Let bygones be bygones - the present should be more in our grasp.  But time, even in its present moment, is wide and deep.  What we see is not usually what we think it is.  Fungus on old bread isn't just fungus on old bread.  Learning a little about mycelium, I now know that fungus serves as the Internet and circulatory system of our ecology - transferring food and intelligence.  Molecular communication in the environment occurs through cellular mats of fungus, sometimes spreading over thousands of acres.  I'm hardly aware that my lunch is a product of this network that has been in the works for generations past.  So is the present moment really about now?  I don't know.

That leaves our future.  When I think of the future I'm reminded of Sonmi-451, a genetically re-engineered waitress in Cloud Atlas - a deliciously chaotic movie by the Wachowskis and Tom Tykwer.  In the year 2144, Sonmi starts a revolution when she discovers that bodies of her species are “recycled” into food to produce future waitresses.  Centuries later, most humans are destroyed and the tribe that remains worships her as a fearful deity.  This amusing take of the future makes me wonder about the reality of today that embeds unknown influences of the past.  It also makes me wonder about the future that will borrow from an unreal today.  What is future then?

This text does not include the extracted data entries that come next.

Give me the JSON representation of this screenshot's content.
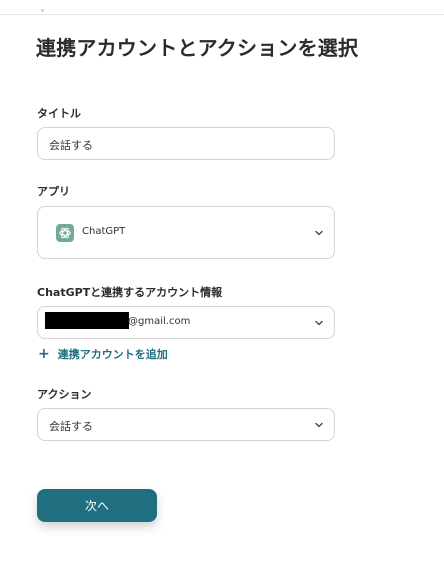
{
  "header": {
    "title": "連携アカウントとアクションを選択"
  },
  "form": {
    "title_field": {
      "label": "タイトル",
      "value": "会話する"
    },
    "app_field": {
      "label": "アプリ",
      "value": "ChatGPT",
      "icon": "chatgpt-logo-icon"
    },
    "account_field": {
      "label": "ChatGPTと連携するアカウント情報",
      "value_suffix": "@gmail.com",
      "redacted": true
    },
    "add_account_link": {
      "label": "連携アカウントを追加",
      "icon": "plus-icon"
    },
    "action_field": {
      "label": "アクション",
      "value": "会話する"
    }
  },
  "footer": {
    "next_label": "次へ"
  },
  "colors": {
    "accent": "#1f6f80",
    "border": "#d4d4d4",
    "chatgpt_icon_bg": "#74aa9c"
  }
}
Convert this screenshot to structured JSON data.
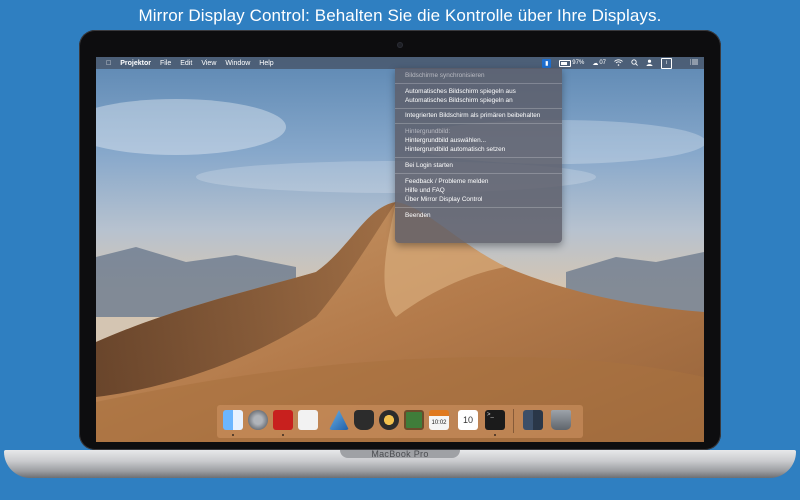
{
  "headline": "Mirror Display Control: Behalten Sie die Kontrolle über Ihre Displays.",
  "laptop": {
    "model_label": "MacBook Pro"
  },
  "menubar": {
    "app_name": "Projektor",
    "items": [
      "File",
      "Edit",
      "View",
      "Window",
      "Help"
    ],
    "status": {
      "battery_text": "97%",
      "cloud_text": "07"
    }
  },
  "dropdown": {
    "sync_header": "Bildschirme synchronisieren",
    "mirror_off": "Automatisches Bildschirm spiegeln aus",
    "mirror_on": "Automatisches Bildschirm spiegeln an",
    "keep_primary": "Integrierten Bildschirm als primären beibehalten",
    "wallpaper_header": "Hintergrundbild:",
    "wallpaper_choose": "Hintergrundbild auswählen...",
    "wallpaper_auto": "Hintergrundbild automatisch setzen",
    "login_start": "Bei Login starten",
    "feedback": "Feedback / Probleme melden",
    "help_faq": "Hilfe und FAQ",
    "about": "Über Mirror Display Control",
    "quit": "Beenden"
  },
  "dock": {
    "clock_text": "10:02",
    "calendar_day": "10"
  },
  "colors": {
    "background": "#2f7fc1",
    "menu_accent": "#1e6fd0"
  },
  "icons": [
    "apple-icon",
    "mirror-display-icon",
    "battery-icon",
    "cloud-icon",
    "wifi-icon",
    "search-icon",
    "user-icon",
    "notification-center-icon"
  ]
}
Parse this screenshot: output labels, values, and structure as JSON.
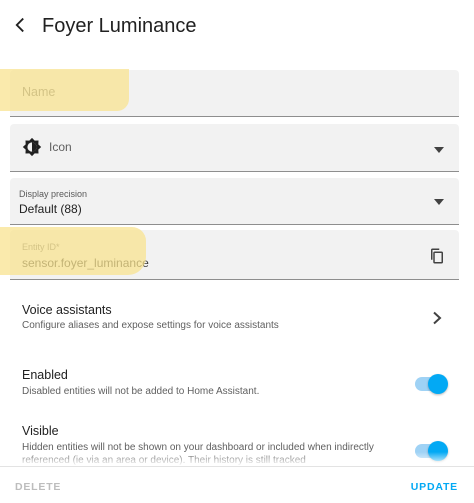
{
  "header": {
    "title": "Foyer Luminance"
  },
  "form": {
    "name": {
      "placeholder": "Name"
    },
    "icon": {
      "label": "Icon",
      "icon_name": "brightness-icon"
    },
    "display_precision": {
      "label": "Display precision",
      "value": "Default (88)"
    },
    "entity_id": {
      "label": "Entity ID*",
      "value": "sensor.foyer_luminance"
    }
  },
  "voice_assistants": {
    "title": "Voice assistants",
    "subtitle": "Configure aliases and expose settings for voice assistants"
  },
  "enabled": {
    "title": "Enabled",
    "subtitle": "Disabled entities will not be added to Home Assistant.",
    "checked": true
  },
  "visible": {
    "title": "Visible",
    "subtitle": "Hidden entities will not be shown on your dashboard or included when indirectly referenced (ie via an area or device). Their history is still tracked",
    "checked": true
  },
  "footer": {
    "delete_label": "DELETE",
    "update_label": "UPDATE"
  },
  "colors": {
    "accent": "#03a9f4",
    "highlight": "#f8e28c",
    "field_background": "#f2f2f2"
  }
}
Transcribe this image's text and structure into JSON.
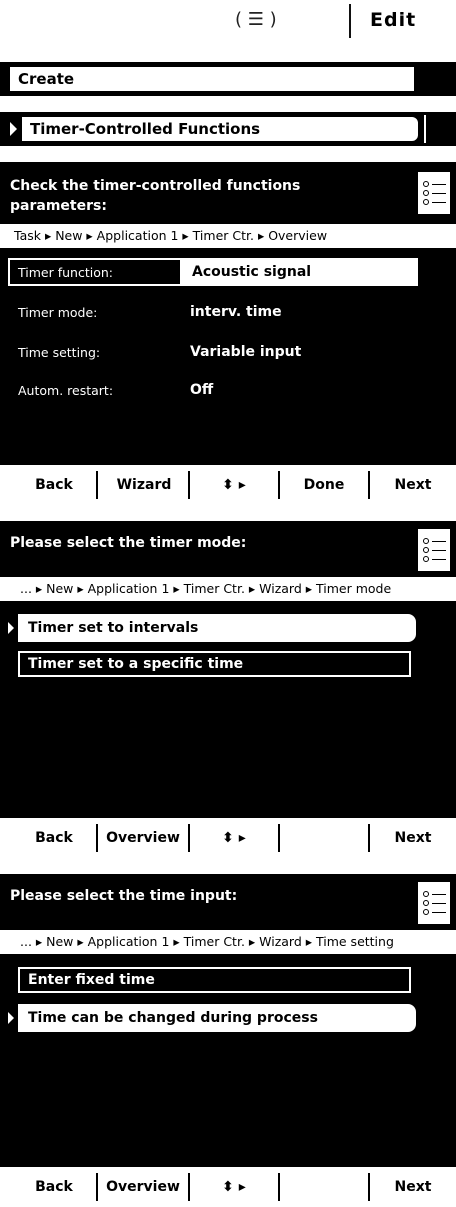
{
  "topbar": {
    "menu_icon": "list-menu-icon",
    "menu_glyph": "( ☰ )",
    "edit_label": "Edit"
  },
  "strip_create": {
    "label": "Create"
  },
  "strip_timer": {
    "label": "Timer-Controlled Functions"
  },
  "screen1": {
    "title_line1": "Check the timer-controlled functions",
    "title_line2": "parameters:",
    "breadcrumb": "Task ▸ New ▸ Application 1 ▸ Timer Ctr. ▸ Overview",
    "rows": [
      {
        "label": "Timer function:",
        "value": "Acoustic signal"
      },
      {
        "label": "Timer mode:",
        "value": "interv. time"
      },
      {
        "label": "Time setting:",
        "value": "Variable input"
      },
      {
        "label": "Autom. restart:",
        "value": "Off"
      }
    ],
    "softkeys": [
      "Back",
      "Wizard",
      "⬍ ▸",
      "Done",
      "Next"
    ]
  },
  "screen2": {
    "title": "Please select the timer mode:",
    "breadcrumb": "... ▸ New ▸ Application 1 ▸ Timer Ctr. ▸ Wizard ▸ Timer mode",
    "options": [
      "Timer set to intervals",
      "Timer set to a specific time"
    ],
    "softkeys": [
      "Back",
      "Overview",
      "⬍ ▸",
      "",
      "Next"
    ]
  },
  "screen3": {
    "title": "Please select the time input:",
    "breadcrumb": "... ▸ New ▸ Application 1 ▸ Timer Ctr. ▸ Wizard ▸ Time setting",
    "options": [
      "Enter fixed time",
      "Time can be changed during process"
    ],
    "softkeys": [
      "Back",
      "Overview",
      "⬍ ▸",
      "",
      "Next"
    ]
  }
}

When we only see the red dot on a white board, we miss the vast nothingness that stares at us.  Time is expansive and cannot be contained.  I don’t think Time thinks of itself as linear dots neatly arranged as past, present and future.  In fact, Time possibly thinks of itself as a repetitious sphere going round and round - think night and day, season after season, yearly revolutions, solar and lunar eclipses, water cycles and so on.   Why should our time be any different?

We love the false sense of security that I-know offers.  But in reality I-don’t.  The more immersed we are in I-don’t-know, the more we may indeed know.  May be.